McCarthy said he had the names of 57 communists or communist sympathizers working in the State Department who needed to be investigated. Separately, he cited a 1946 letter from former Secretary of State James Byrnes to Congress stating that there were 205 known security risks still working there.
His point, misconstrued by Democrats at the time and since, was not to accuse specific individuals, but rather to indict the Democrats for turning a blind eye to ridiculous security risks in important government jobs, even after Julius and Ethel Rosenberg and Alger Hiss. (Sorry, Nation magazine, they’re still guilty.)
McCarthy gave his Wheeling, W.Va., speech two weeks after Secretary of State Dean Acheson had defended celebrity communist spy Hiss on Jan. 25, 1950 – the day of Hiss’ criminal conviction for denying under oath that he was a Soviet spy.
Even after Whittaker Chambers had produced documents proving that Hiss was working for the Soviet Union while advising President Roosevelt, the Democrats were still defending a traitor. Chambers said of Acheson’s disgusting defense of Hiss, “You will look in vain in history for anything comparable to it.”

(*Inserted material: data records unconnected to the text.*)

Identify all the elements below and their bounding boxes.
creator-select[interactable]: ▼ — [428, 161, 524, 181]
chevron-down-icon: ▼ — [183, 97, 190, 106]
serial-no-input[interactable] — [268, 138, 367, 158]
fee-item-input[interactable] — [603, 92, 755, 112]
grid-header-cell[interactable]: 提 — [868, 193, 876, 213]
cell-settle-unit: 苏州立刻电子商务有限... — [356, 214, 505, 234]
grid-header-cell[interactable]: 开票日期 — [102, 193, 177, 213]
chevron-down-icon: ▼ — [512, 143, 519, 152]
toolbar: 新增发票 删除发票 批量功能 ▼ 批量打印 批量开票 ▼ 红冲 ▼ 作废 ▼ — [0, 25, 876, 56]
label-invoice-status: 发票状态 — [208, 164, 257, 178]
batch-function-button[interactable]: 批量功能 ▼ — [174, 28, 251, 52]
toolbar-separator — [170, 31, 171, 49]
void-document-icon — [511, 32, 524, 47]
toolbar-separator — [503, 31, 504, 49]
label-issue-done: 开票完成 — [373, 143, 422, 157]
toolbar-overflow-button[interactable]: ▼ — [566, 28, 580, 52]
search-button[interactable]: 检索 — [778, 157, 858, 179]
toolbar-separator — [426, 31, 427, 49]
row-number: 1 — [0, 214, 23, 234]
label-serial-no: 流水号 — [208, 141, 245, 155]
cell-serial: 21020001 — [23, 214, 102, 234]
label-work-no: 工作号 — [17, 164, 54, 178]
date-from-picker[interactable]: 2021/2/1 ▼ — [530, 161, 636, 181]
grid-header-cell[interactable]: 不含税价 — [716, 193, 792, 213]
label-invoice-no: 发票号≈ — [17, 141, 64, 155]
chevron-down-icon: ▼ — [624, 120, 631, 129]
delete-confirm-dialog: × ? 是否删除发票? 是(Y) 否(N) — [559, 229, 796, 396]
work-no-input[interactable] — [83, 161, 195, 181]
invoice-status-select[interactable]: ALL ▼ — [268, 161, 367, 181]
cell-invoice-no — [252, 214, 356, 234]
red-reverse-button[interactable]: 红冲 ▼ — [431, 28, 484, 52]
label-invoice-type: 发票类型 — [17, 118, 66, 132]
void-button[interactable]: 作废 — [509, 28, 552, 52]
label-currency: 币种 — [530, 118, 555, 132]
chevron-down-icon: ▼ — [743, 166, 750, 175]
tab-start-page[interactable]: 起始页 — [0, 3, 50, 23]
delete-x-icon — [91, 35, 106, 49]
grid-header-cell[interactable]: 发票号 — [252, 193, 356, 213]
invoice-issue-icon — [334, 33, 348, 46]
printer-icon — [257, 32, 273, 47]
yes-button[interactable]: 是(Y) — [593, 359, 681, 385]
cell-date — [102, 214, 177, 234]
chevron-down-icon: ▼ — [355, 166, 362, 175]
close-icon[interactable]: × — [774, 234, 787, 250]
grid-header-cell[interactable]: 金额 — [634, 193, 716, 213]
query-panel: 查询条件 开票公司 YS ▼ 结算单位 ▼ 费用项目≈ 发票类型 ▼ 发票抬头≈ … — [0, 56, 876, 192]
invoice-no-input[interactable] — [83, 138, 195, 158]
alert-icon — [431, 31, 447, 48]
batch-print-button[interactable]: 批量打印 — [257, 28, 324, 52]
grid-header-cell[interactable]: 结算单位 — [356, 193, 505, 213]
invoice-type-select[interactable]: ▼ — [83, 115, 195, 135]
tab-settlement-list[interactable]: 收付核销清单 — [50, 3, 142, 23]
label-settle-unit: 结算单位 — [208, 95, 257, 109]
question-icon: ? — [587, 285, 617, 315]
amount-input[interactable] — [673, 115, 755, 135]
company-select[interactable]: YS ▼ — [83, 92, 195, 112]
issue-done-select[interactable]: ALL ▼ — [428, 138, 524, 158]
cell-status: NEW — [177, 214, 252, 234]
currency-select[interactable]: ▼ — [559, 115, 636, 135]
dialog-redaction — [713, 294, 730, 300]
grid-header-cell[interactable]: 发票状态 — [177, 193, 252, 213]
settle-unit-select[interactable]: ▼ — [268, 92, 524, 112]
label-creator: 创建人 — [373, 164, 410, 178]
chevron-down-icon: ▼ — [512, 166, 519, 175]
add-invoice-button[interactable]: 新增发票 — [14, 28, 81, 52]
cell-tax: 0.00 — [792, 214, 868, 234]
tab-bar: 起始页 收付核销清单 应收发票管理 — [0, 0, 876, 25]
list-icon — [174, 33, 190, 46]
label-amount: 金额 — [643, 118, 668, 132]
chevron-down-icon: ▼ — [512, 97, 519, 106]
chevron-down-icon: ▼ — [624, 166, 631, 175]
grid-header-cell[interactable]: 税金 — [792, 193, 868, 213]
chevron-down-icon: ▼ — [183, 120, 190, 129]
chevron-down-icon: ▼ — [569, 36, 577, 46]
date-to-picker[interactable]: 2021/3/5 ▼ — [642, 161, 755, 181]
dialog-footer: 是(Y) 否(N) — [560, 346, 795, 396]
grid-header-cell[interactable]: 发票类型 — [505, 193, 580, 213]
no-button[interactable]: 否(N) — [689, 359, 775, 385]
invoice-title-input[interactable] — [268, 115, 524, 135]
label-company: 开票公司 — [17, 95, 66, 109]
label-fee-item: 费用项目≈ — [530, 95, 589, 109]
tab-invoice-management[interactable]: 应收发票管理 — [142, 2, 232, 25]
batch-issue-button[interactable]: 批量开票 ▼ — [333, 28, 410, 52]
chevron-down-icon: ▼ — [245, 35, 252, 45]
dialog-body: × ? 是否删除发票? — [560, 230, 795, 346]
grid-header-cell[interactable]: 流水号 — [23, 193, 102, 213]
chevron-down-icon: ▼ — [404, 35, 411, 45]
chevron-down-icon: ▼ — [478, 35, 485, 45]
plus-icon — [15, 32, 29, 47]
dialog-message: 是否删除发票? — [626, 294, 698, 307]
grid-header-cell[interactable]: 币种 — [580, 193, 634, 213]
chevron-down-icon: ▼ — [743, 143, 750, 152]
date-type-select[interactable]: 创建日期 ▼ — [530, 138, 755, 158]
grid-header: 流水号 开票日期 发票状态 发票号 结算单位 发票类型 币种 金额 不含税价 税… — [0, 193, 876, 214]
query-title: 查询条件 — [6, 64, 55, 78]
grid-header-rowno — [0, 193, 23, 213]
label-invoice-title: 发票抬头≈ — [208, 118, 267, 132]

As Democrats always do when they are caught red-handed harming the country, they obsessed on some small, technical error of a Republican.
They claimed that McCarthy had said in his Wheeling speech that he had the names of 205 card-carrying members of the Communist Party – not 57. (Having only 57 communists in the State Department was apparently considered a great success for a Democratic administration.)